Le 30 mai, elle monta dans la charrette du bourreau; frère Martin l'Advenu, son confesseur, et frère Isambart, qui avaient plus d'une fois réclamé justice dans le procès, étaient près d'elle. Huit cents Anglais, armés de haches, de lances et d'épées, marchaient à l'entour.

Dans le chemin, elle priait si dévotement et se lamentait avec tant de douceur, qu'aucun Français ne pouvait retenir ses larmes. Quelques-uns des assesseurs n'eurent pas la force de la suivre jusqu'à l'échafaud. Arrivée à la place du supplice: „Ah! Rouen!" dit-elle, „Rouen! est-ce ici que je dois mourir !"

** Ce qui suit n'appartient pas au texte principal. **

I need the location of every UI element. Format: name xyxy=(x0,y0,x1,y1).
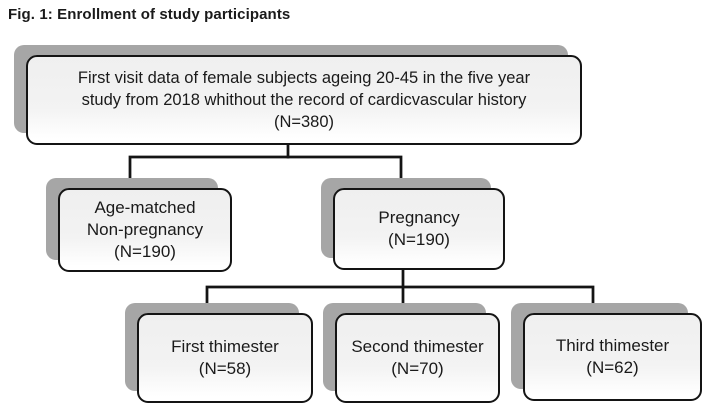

Ensuite, elle se mit à genoux et se recommanda à Dieu, à la sainte Vierge et aux saints; surtout à saint Michel, à sainte Catherine et à sainte Marguerite. Elle laissait voir tant de ferveur que chacun pleurait, même plusieurs Anglais. Jean de Mailly, évêque de Noyon1), et quelques autres du clergé de France, descendirent de l'échafaud, ne pouvant endurer un si lamentable spectacle.

Jeanne demanda la croix: un Anglais en fit une de deux bâtons et la lui donna. Elle la prit dévotement et la baisa; mais elle désira avoir celle de la paroisse; on alla la quérir, et elle la serrait étroitement contre son cœur en continuant ses prières.

Cependant des gens de guerre, des Anglais et même quelques capitaines commençaient à se lasser de tant de délais: „Allons

1) Stadt in der Picardie, nicht weit von der Hauptstadt Amiens entfernt.